In old times, when voyages were longer than in these days of steam, a nautical frolic on crossing “the Line” helped to break the monotony of many a tedious passage. This time-honoured custom is slowly becoming a thing of the past. When it is gone, there will be little in sea or sky to make crossing the Equator in any way remarkable. The Tropic Zones are no better defined, and one can sail into or out of them without experiencing a sin-gle impressive sensation. But the Arctic Circle has obvious boundaries. A conspicuous change in the ordinary habits of nature warns the traveller that he is leaving the hospitable realms of earth behind him, and entering a region full of new experiences. Here familiar light and darkness cease to alternate, morning and evening no longer make the day, and in proportion as the latitude increases, day and night become mere figures of speech.
While our two ships steamed northward along the west shores of Greenland, the novel charm of constant daylight was felt by every one. We all had our own ideas of what Arctic summer would be like, but ideas drawn from books rarely remain unchanged when brought face to face with reality. Although the passage into perpetual day was of course gradual, yet it was quite rapid enough to upset all regular habits.
Most of us observed sadly irregular hours, but one energetic fellow-voyager, bent on making the most of his opportunities, stopped up for three days at a stretch.
Our squadron consisted of H.M.SS. “Alert,” “Discovery,” and “Valorous,” the latter vessel accompanying the Expedition as far as Disco, for the purpose of helping it so far northwards with its heavy stock of three years’ provisions and fuel.
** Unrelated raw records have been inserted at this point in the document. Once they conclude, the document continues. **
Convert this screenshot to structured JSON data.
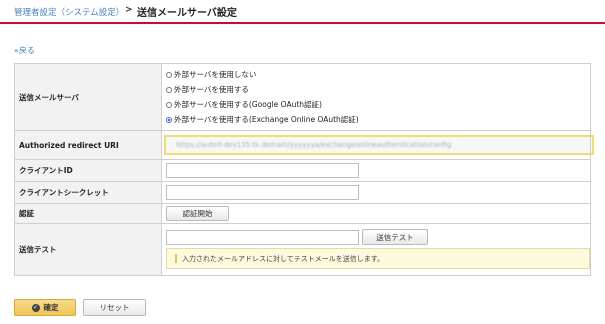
{
  "breadcrumb": {
    "parent": "管理者設定（システム設定）",
    "separator": ">",
    "title": "送信メールサーバ設定"
  },
  "back_link": "«戻る",
  "form": {
    "mail_server": {
      "label": "送信メールサーバ",
      "options": [
        "外部サーバを使用しない",
        "外部サーバを使用する",
        "外部サーバを使用する(Google OAuth認証)",
        "外部サーバを使用する(Exchange Online OAuth認証)"
      ],
      "selected_index": 3
    },
    "redirect_uri": {
      "label": "Authorized redirect URI",
      "value": "https://autoX-dev135.tk.domain/yyyyyya/exchangeonlineauthentication/config"
    },
    "client_id": {
      "label": "クライアントID",
      "value": ""
    },
    "client_secret": {
      "label": "クライアントシークレット",
      "value": ""
    },
    "auth": {
      "label": "認証",
      "button": "認証開始"
    },
    "send_test": {
      "label": "送信テスト",
      "value": "",
      "button": "送信テスト",
      "notice": "入力されたメールアドレスに対してテストメールを送信します。"
    }
  },
  "footer": {
    "confirm_label": "確定",
    "reset_label": "リセット"
  },
  "colors": {
    "accent_line": "#c8102e",
    "link": "#4a7fc1",
    "confirm_button": "#f2cc66",
    "highlight_border": "#f0de74"
  }
}
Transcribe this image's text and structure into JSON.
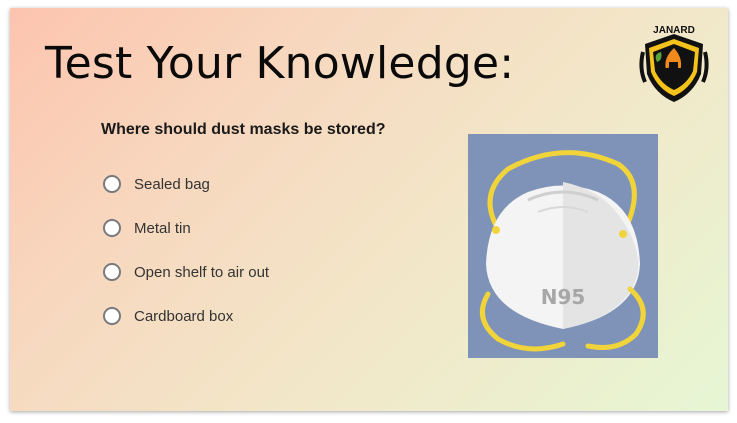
{
  "slide": {
    "title": "Test Your Knowledge:",
    "logo_text": "JANARD",
    "question": "Where should dust masks be stored?",
    "options": [
      {
        "label": "Sealed bag",
        "selected": false
      },
      {
        "label": "Metal tin",
        "selected": false
      },
      {
        "label": "Open shelf to air out",
        "selected": false
      },
      {
        "label": "Cardboard box",
        "selected": false
      }
    ],
    "image": {
      "subject": "n95-mask-icon",
      "mask_text": "N95",
      "background_color": "#7f93b8",
      "strap_color": "#f0d43a"
    }
  }
}
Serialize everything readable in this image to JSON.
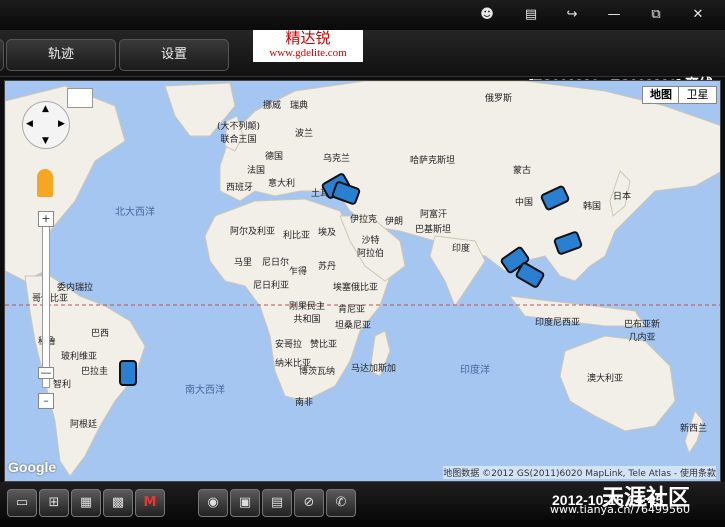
{
  "toolbar": {
    "track_label": "轨迹",
    "settings_label": "设置"
  },
  "logo": {
    "cn": "精达锐",
    "url": "www.gdelite.com"
  },
  "device_status": "[TC002826 - TC002826] 离线",
  "map": {
    "type_buttons": [
      "地图",
      "卫星"
    ],
    "attribution": "地图数据 ©2012 GS(2011)6020 MapLink, Tele Atlas - 使用条款",
    "google": "Google",
    "labels": {
      "russia": "俄罗斯",
      "norway": "挪威",
      "sweden": "瑞典",
      "uk": "(大不列颠)\n联合王国",
      "poland": "波兰",
      "germany": "德国",
      "ukraine": "乌克兰",
      "france": "法国",
      "italy": "意大利",
      "spain": "西班牙",
      "kazakhstan": "哈萨克斯坦",
      "mongolia": "蒙古",
      "turkey": "土耳其",
      "iran": "伊朗",
      "iraq": "伊拉克",
      "afghanistan": "阿富汗",
      "pakistan": "巴基斯坦",
      "china": "中国",
      "korea": "韩国",
      "japan": "日本",
      "algeria": "阿尔及利亚",
      "libya": "利比亚",
      "egypt": "埃及",
      "saudi": "沙特\n阿拉伯",
      "india": "印度",
      "mali": "马里",
      "niger": "尼日尔",
      "chad": "乍得",
      "sudan": "苏丹",
      "nigeria": "尼日利亚",
      "ethiopia": "埃塞俄比亚",
      "kenya": "肯尼亚",
      "drc": "刚果民主\n共和国",
      "tanzania": "坦桑尼亚",
      "angola": "安哥拉",
      "zambia": "赞比亚",
      "namibia": "纳米比亚",
      "botswana": "博茨瓦纳",
      "south_africa": "南非",
      "madagascar": "马达加斯加",
      "indonesia": "印度尼西亚",
      "png": "巴布亚新\n几内亚",
      "australia": "澳大利亚",
      "new_zealand": "新西兰",
      "venezuela": "委内瑞拉",
      "colombia": "哥伦比亚",
      "peru": "秘鲁",
      "brazil": "巴西",
      "bolivia": "玻利维亚",
      "paraguay": "巴拉圭",
      "chile": "智利",
      "argentina": "阿根廷",
      "atlantic_n": "北大西洋",
      "atlantic_s": "南大西洋",
      "indian": "印度洋"
    }
  },
  "datetime": "2012-10-16 14:45",
  "watermark": {
    "text": "天涯社区",
    "url": "www.tianya.cn/76499560"
  }
}
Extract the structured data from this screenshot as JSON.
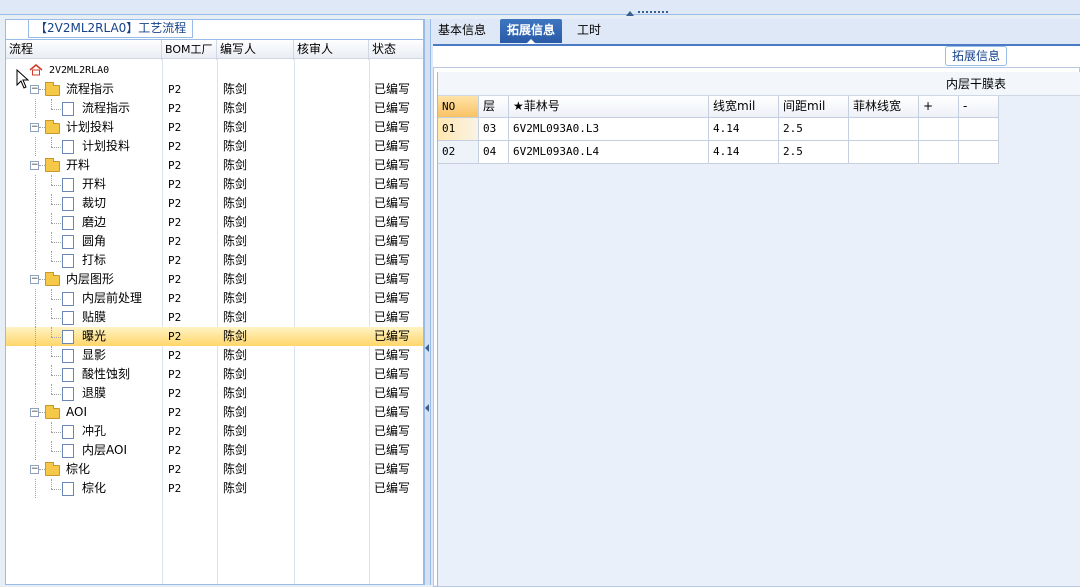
{
  "left_panel": {
    "title": "【2V2ML2RLA0】工艺流程",
    "columns": [
      "流程",
      "BOM工厂",
      "编写人",
      "核审人",
      "状态"
    ],
    "root": "2V2ML2RLA0",
    "rows": [
      {
        "name": "流程指示",
        "type": "folder",
        "bom": "P2",
        "writer": "陈剑",
        "reviewer": "",
        "status": "已编写"
      },
      {
        "name": "流程指示",
        "type": "doc",
        "bom": "P2",
        "writer": "陈剑",
        "reviewer": "",
        "status": "已编写"
      },
      {
        "name": "计划投料",
        "type": "folder",
        "bom": "P2",
        "writer": "陈剑",
        "reviewer": "",
        "status": "已编写"
      },
      {
        "name": "计划投料",
        "type": "doc",
        "bom": "P2",
        "writer": "陈剑",
        "reviewer": "",
        "status": "已编写"
      },
      {
        "name": "开料",
        "type": "folder",
        "bom": "P2",
        "writer": "陈剑",
        "reviewer": "",
        "status": "已编写"
      },
      {
        "name": "开料",
        "type": "doc",
        "bom": "P2",
        "writer": "陈剑",
        "reviewer": "",
        "status": "已编写"
      },
      {
        "name": "裁切",
        "type": "doc",
        "bom": "P2",
        "writer": "陈剑",
        "reviewer": "",
        "status": "已编写"
      },
      {
        "name": "磨边",
        "type": "doc",
        "bom": "P2",
        "writer": "陈剑",
        "reviewer": "",
        "status": "已编写"
      },
      {
        "name": "圆角",
        "type": "doc",
        "bom": "P2",
        "writer": "陈剑",
        "reviewer": "",
        "status": "已编写"
      },
      {
        "name": "打标",
        "type": "doc",
        "bom": "P2",
        "writer": "陈剑",
        "reviewer": "",
        "status": "已编写"
      },
      {
        "name": "内层图形",
        "type": "folder",
        "bom": "P2",
        "writer": "陈剑",
        "reviewer": "",
        "status": "已编写"
      },
      {
        "name": "内层前处理",
        "type": "doc",
        "bom": "P2",
        "writer": "陈剑",
        "reviewer": "",
        "status": "已编写"
      },
      {
        "name": "贴膜",
        "type": "doc",
        "bom": "P2",
        "writer": "陈剑",
        "reviewer": "",
        "status": "已编写"
      },
      {
        "name": "曝光",
        "type": "doc",
        "bom": "P2",
        "writer": "陈剑",
        "reviewer": "",
        "status": "已编写",
        "selected": true
      },
      {
        "name": "显影",
        "type": "doc",
        "bom": "P2",
        "writer": "陈剑",
        "reviewer": "",
        "status": "已编写"
      },
      {
        "name": "酸性蚀刻",
        "type": "doc",
        "bom": "P2",
        "writer": "陈剑",
        "reviewer": "",
        "status": "已编写"
      },
      {
        "name": "退膜",
        "type": "doc",
        "bom": "P2",
        "writer": "陈剑",
        "reviewer": "",
        "status": "已编写"
      },
      {
        "name": "AOI",
        "type": "folder",
        "bom": "P2",
        "writer": "陈剑",
        "reviewer": "",
        "status": "已编写"
      },
      {
        "name": "冲孔",
        "type": "doc",
        "bom": "P2",
        "writer": "陈剑",
        "reviewer": "",
        "status": "已编写"
      },
      {
        "name": "内层AOI",
        "type": "doc",
        "bom": "P2",
        "writer": "陈剑",
        "reviewer": "",
        "status": "已编写"
      },
      {
        "name": "棕化",
        "type": "folder",
        "bom": "P2",
        "writer": "陈剑",
        "reviewer": "",
        "status": "已编写"
      },
      {
        "name": "棕化",
        "type": "doc",
        "bom": "P2",
        "writer": "陈剑",
        "reviewer": "",
        "status": "已编写"
      }
    ]
  },
  "tabs": [
    "基本信息",
    "拓展信息",
    "工时"
  ],
  "active_tab": "拓展信息",
  "right_panel": {
    "legend": "拓展信息",
    "grid_title": "内层干膜表",
    "columns": [
      "NO",
      "层",
      "★菲林号",
      "线宽mil",
      "间距mil",
      "菲林线宽",
      "+",
      "-"
    ],
    "rows": [
      {
        "no": "01",
        "layer": "03",
        "film": "6V2ML093A0.L3",
        "width": "4.14",
        "spacing": "2.5",
        "film_width": "",
        "plus": "",
        "minus": ""
      },
      {
        "no": "02",
        "layer": "04",
        "film": "6V2ML093A0.L4",
        "width": "4.14",
        "spacing": "2.5",
        "film_width": "",
        "plus": "",
        "minus": ""
      }
    ]
  },
  "colors": {
    "accent": "#2a5aa5",
    "selected_row": "#ffd66b",
    "border": "#99bbe8"
  }
}
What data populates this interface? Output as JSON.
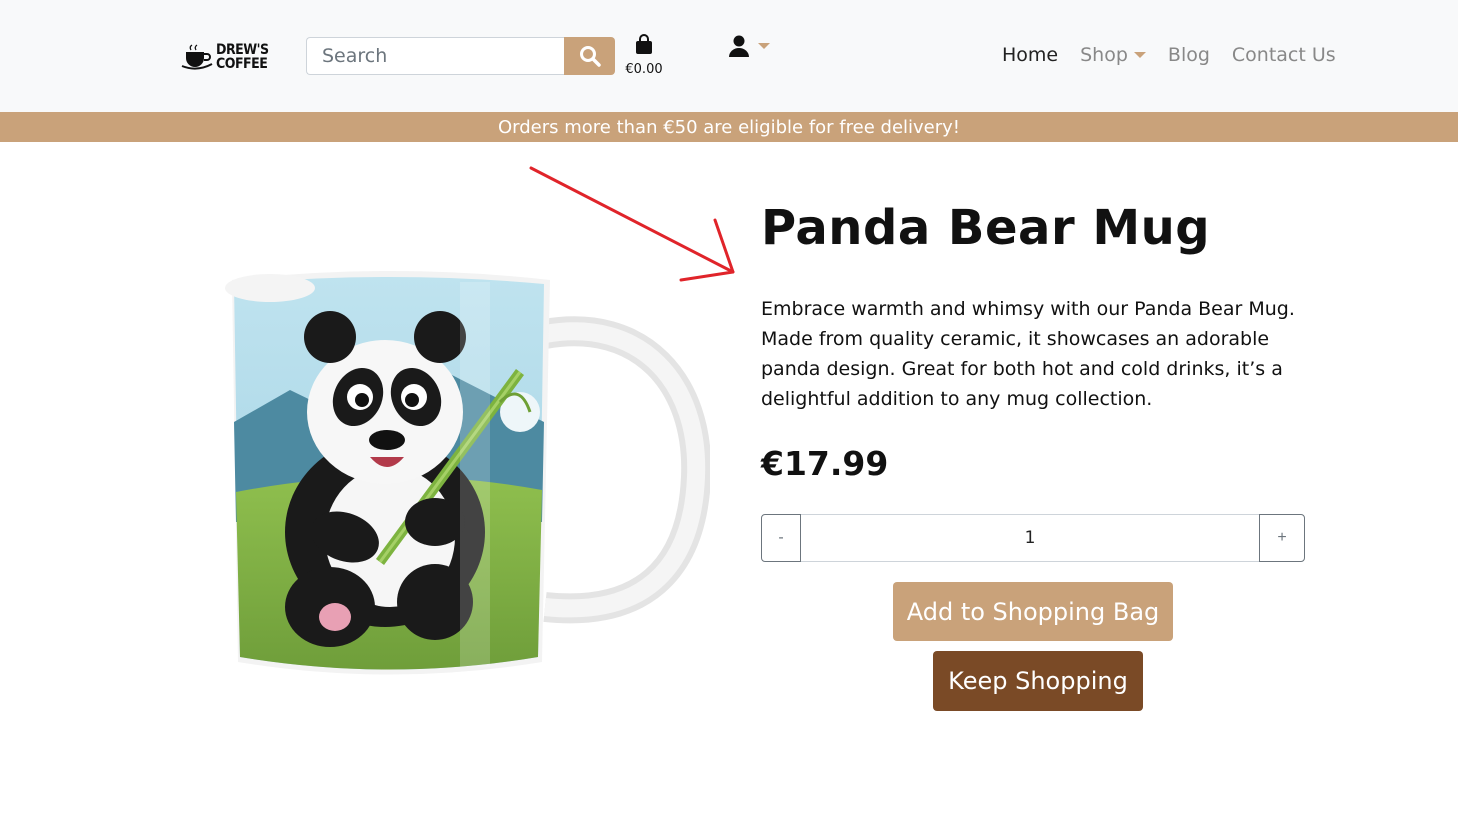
{
  "header": {
    "logo_line1": "DREW'S",
    "logo_line2": "COFFEE",
    "search": {
      "placeholder": "Search",
      "value": ""
    },
    "cart_total": "€0.00",
    "nav": [
      {
        "label": "Home",
        "active": true
      },
      {
        "label": "Shop",
        "has_dropdown": true
      },
      {
        "label": "Blog"
      },
      {
        "label": "Contact Us"
      }
    ]
  },
  "banner": {
    "text": "Orders more than €50 are eligible for free delivery!"
  },
  "product": {
    "title": "Panda Bear Mug",
    "description": "Embrace warmth and whimsy with our Panda Bear Mug. Made from quality ceramic, it showcases an adorable panda design. Great for both hot and cold drinks, it’s a delightful addition to any mug collection.",
    "price": "€17.99",
    "quantity": "1",
    "minus_label": "-",
    "plus_label": "+",
    "add_button": "Add to Shopping Bag",
    "keep_button": "Keep Shopping"
  },
  "colors": {
    "accent": "#c9a27a",
    "dark_brown": "#7a4a26",
    "annotation_arrow": "#e0242a"
  },
  "icons": [
    "coffee-cup-logo-icon",
    "search-icon",
    "shopping-bag-icon",
    "user-icon",
    "chevron-down-icon"
  ]
}
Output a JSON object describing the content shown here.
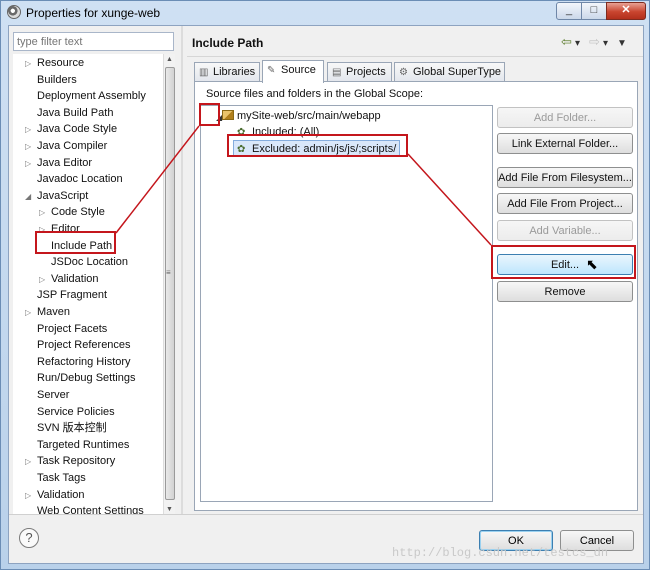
{
  "window": {
    "title": "Properties for xunge-web"
  },
  "filter": {
    "placeholder": "type filter text"
  },
  "left_tree": [
    {
      "label": "Resource",
      "arrow": "▷"
    },
    {
      "label": "Builders",
      "arrow": ""
    },
    {
      "label": "Deployment Assembly",
      "arrow": ""
    },
    {
      "label": "Java Build Path",
      "arrow": ""
    },
    {
      "label": "Java Code Style",
      "arrow": "▷"
    },
    {
      "label": "Java Compiler",
      "arrow": "▷"
    },
    {
      "label": "Java Editor",
      "arrow": "▷"
    },
    {
      "label": "Javadoc Location",
      "arrow": ""
    },
    {
      "label": "JavaScript",
      "arrow": "◢"
    },
    {
      "label": "Code Style",
      "arrow": "▷"
    },
    {
      "label": "Editor",
      "arrow": "▷"
    },
    {
      "label": "Include Path",
      "arrow": ""
    },
    {
      "label": "JSDoc Location",
      "arrow": ""
    },
    {
      "label": "Validation",
      "arrow": "▷"
    },
    {
      "label": "JSP Fragment",
      "arrow": ""
    },
    {
      "label": "Maven",
      "arrow": "▷"
    },
    {
      "label": "Project Facets",
      "arrow": ""
    },
    {
      "label": "Project References",
      "arrow": ""
    },
    {
      "label": "Refactoring History",
      "arrow": ""
    },
    {
      "label": "Run/Debug Settings",
      "arrow": ""
    },
    {
      "label": "Server",
      "arrow": ""
    },
    {
      "label": "Service Policies",
      "arrow": ""
    },
    {
      "label": "SVN 版本控制",
      "arrow": ""
    },
    {
      "label": "Targeted Runtimes",
      "arrow": ""
    },
    {
      "label": "Task Repository",
      "arrow": "▷"
    },
    {
      "label": "Task Tags",
      "arrow": ""
    },
    {
      "label": "Validation",
      "arrow": "▷"
    },
    {
      "label": "Web Content Settings",
      "arrow": ""
    }
  ],
  "page": {
    "title": "Include Path"
  },
  "tabs": [
    {
      "label": "Libraries"
    },
    {
      "label": "Source"
    },
    {
      "label": "Projects"
    },
    {
      "label": "Global SuperType"
    }
  ],
  "source": {
    "scope_label": "Source files and folders in the Global Scope:",
    "root": "mySite-web/src/main/webapp",
    "included": "Included: (All)",
    "excluded": "Excluded: admin/js/js/;scripts/"
  },
  "buttons": {
    "add_folder": "Add Folder...",
    "link_external": "Link External Folder...",
    "add_file_fs": "Add File From Filesystem...",
    "add_file_project": "Add File From Project...",
    "add_variable": "Add Variable...",
    "edit": "Edit...",
    "remove": "Remove"
  },
  "footer": {
    "ok": "OK",
    "cancel": "Cancel",
    "help": "?"
  },
  "watermark": "http://blog.csdn.net/testcs_dn",
  "colors": {
    "annotation": "#c4161c",
    "accent": "#3c7fb1"
  }
}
On entering Davis Straits no one of the ships had the least idea where the others were.
They had been separated in a cyclone on 13th June, and had crossed the Atlantic independently. Fortunately, how-ever, all three turned up almost simultaneously off the west coast of Greenland. Four days before crossing the Arctic Circle, the “Alert” and “Discovery” met under the rugged coast near Godhaab.
As the ships approached, each anxiously scanned the other to see what damage had been done by the Atlantic storms. Boats soon passed from ship to ship, and it was amusing to note how both men and officers of either ship (the writer included) already placed the firmest faith in their own vessel, and underrated the seaworthiness of her consort.
It was positively quite disappointing to find that the “Discovery’s” spars were all right, and that she, like ourselves, had lost but one boat. Of course we congratulated each other on our good fortune; and good fortune it was, for our light, beautifully built boats could not be replaced, and few ships, heavily laden both below and on deck as ours were, would have passed through such weather without more serious loss.